In The Undercover Economist, to take one example, there’s an outstanding chapter called “How China Grew Rich.” In it, Harford seeks to explode the widespread view that sweatshops in developing countries are bad for the poor and ought to be boycotted because they’re oppressive, unsafe, and unsanitary. His argument is nothing more and nothing less than the accepted view among economists across the spectrum, from Paul Krugman to Tyler Cowen to Steven Horwitz. Matt Zwolinski usefully summarises Harford’s case.
However, no matter how clear and reasoned is Harford’s account of China’s path to prosperity, it cannot compete with the picture above, which takes a moving annual narrative and condenses it into a one-shot visual grab of staggering power (see the full image here).
If you’re going to win an argument or persuade someone to your point of view, it helps if you can tell a story.
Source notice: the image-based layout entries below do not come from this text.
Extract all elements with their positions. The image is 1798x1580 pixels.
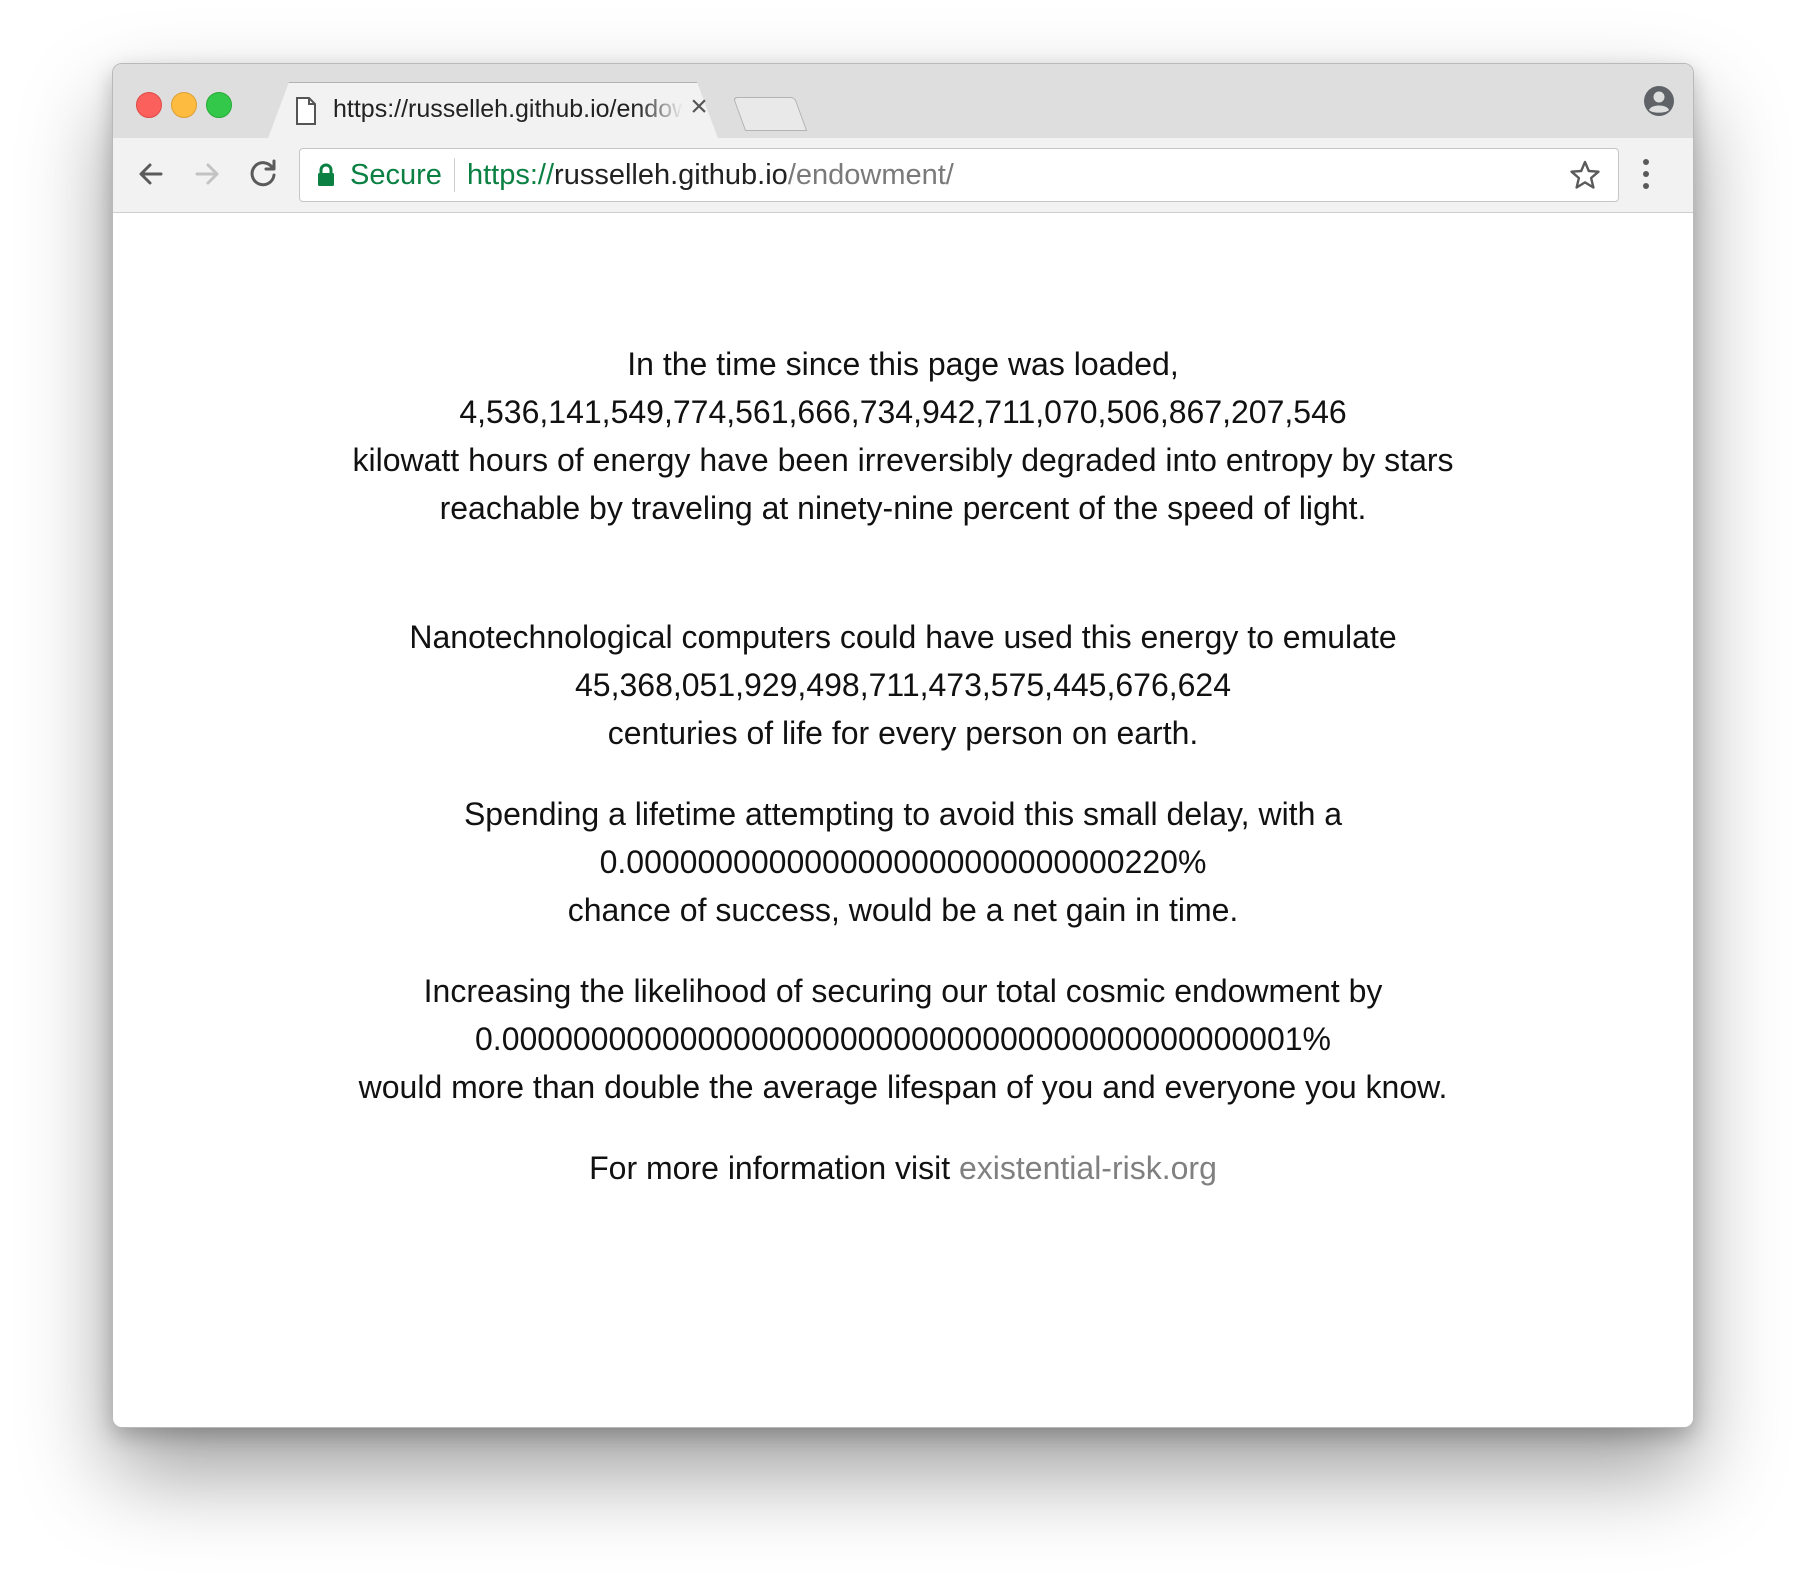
entropy-line-4: reachable by traveling at ninety-nine pe…	[439, 490, 1367, 526]
lifetime-intro: Spending a lifetime attempting to avoid …	[463, 796, 1343, 832]
profile-icon[interactable]	[1642, 84, 1676, 123]
entropy-line-3: kilowatt hours of energy have been irrev…	[352, 442, 1454, 478]
entropy-intro: In the time since this page was loaded,	[627, 346, 1179, 382]
more-info-paragraph: For more information visit existential-r…	[113, 1144, 1693, 1192]
more-info-prefix: For more information visit	[589, 1150, 959, 1186]
secure-label[interactable]: Secure	[350, 159, 442, 192]
chance-counter: 0.0000000000000000000000000000220%	[599, 844, 1207, 880]
new-tab-button[interactable]	[732, 97, 808, 131]
likelihood-counter: 0.00000000000000000000000000000000000000…	[475, 1021, 1331, 1057]
endowment-line-3: would more than double the average lifes…	[358, 1069, 1448, 1105]
zoom-window-button[interactable]	[206, 92, 232, 118]
centuries-counter: 45,368,051,929,498,711,473,575,445,676,6…	[574, 667, 1232, 703]
url-host: russelleh.github.io	[554, 159, 788, 191]
forward-arrow-icon[interactable]	[187, 154, 227, 194]
close-icon: ×	[690, 90, 708, 123]
browser-window: https://russelleh.github.io/endowment/ ×	[112, 63, 1694, 1428]
tab-strip: https://russelleh.github.io/endowment/ ×	[113, 64, 1693, 138]
page-content: In the time since this page was loaded, …	[113, 213, 1693, 1427]
close-window-button[interactable]	[136, 92, 162, 118]
emulation-intro: Nanotechnological computers could have u…	[409, 619, 1397, 655]
url-text[interactable]: https://russelleh.github.io/endowment/	[467, 159, 954, 192]
lock-icon[interactable]	[316, 163, 336, 192]
back-arrow-icon[interactable]	[131, 154, 171, 194]
document-icon	[295, 97, 317, 130]
omnibox-divider	[454, 158, 455, 192]
url-scheme: https://	[467, 159, 555, 191]
emulation-line-3: centuries of life for every person on ea…	[607, 715, 1199, 751]
browser-toolbar: Secure https://russelleh.github.io/endow…	[113, 138, 1693, 213]
emulation-paragraph: Nanotechnological computers could have u…	[113, 613, 1693, 757]
address-bar[interactable]: Secure https://russelleh.github.io/endow…	[299, 148, 1619, 202]
minimize-window-button[interactable]	[171, 92, 197, 118]
star-icon[interactable]	[1569, 159, 1601, 196]
entropy-paragraph: In the time since this page was loaded, …	[113, 340, 1693, 532]
reload-icon[interactable]	[244, 154, 284, 194]
lifetime-paragraph: Spending a lifetime attempting to avoid …	[113, 790, 1693, 934]
kwh-counter: 4,536,141,549,774,561,666,734,942,711,07…	[459, 394, 1347, 430]
endowment-intro: Increasing the likelihood of securing ou…	[423, 973, 1383, 1009]
more-vert-icon[interactable]	[1638, 154, 1654, 199]
tab-close-button[interactable]: ×	[687, 90, 711, 123]
tab-title: https://russelleh.github.io/endowment/	[333, 95, 683, 123]
existential-risk-link[interactable]: existential-risk.org	[959, 1150, 1217, 1186]
lifetime-line-3: chance of success, would be a net gain i…	[567, 892, 1239, 928]
endowment-paragraph: Increasing the likelihood of securing ou…	[113, 967, 1693, 1111]
url-path: /endowment/	[787, 159, 954, 191]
And by this, I don’t mean any old story, but the sort of story that keeps you awake at night, or makes you cry, or makes you afraid to turn the page because you’re worried that one of your favorite characters will get killed.
Scientists learnt long ago that elegant equations and mathematical proofs bought them nothing in the way of public approbation, so those scientists with a flair for language turned to the writer’s craft, to narrative. Richard Dawkins, for example, has written beautifully and movingly about his discipline, often in books selling hundreds of thousands of copies.
Social scientists and lawyers have been much slower to master narrative. People unaware of British intellectual history often think economics is called “The Dismal Science” because economists are boring—the academic and public policy equivalent of accountants in the private sector. Lawyers have less excuse, as people with the best results in languages at school often choose law.
Andrew Norton sums up our preference for storytellers when commenting on a list of Australia’s “top public intellectuals,” and hazards a guess as to why this is the case:
The human brain is surprisingly bad at remembering numbers, and struggles to recall or even understand the analytical arguments that flow from them. Narrative is our more natural mode of understanding, and people respond better to thinkers who use it to convey their message. Similarly, right and wrong in the moral sense is something that people sense and respond to from a very early age, while right and wrong in a mathematical sense is hard to acquire and rarely provides conclusions that resonate.
The economists and mathematicians—with their numbers and graphs—may be right, but that picture is devastating, and cannot be gainsaid.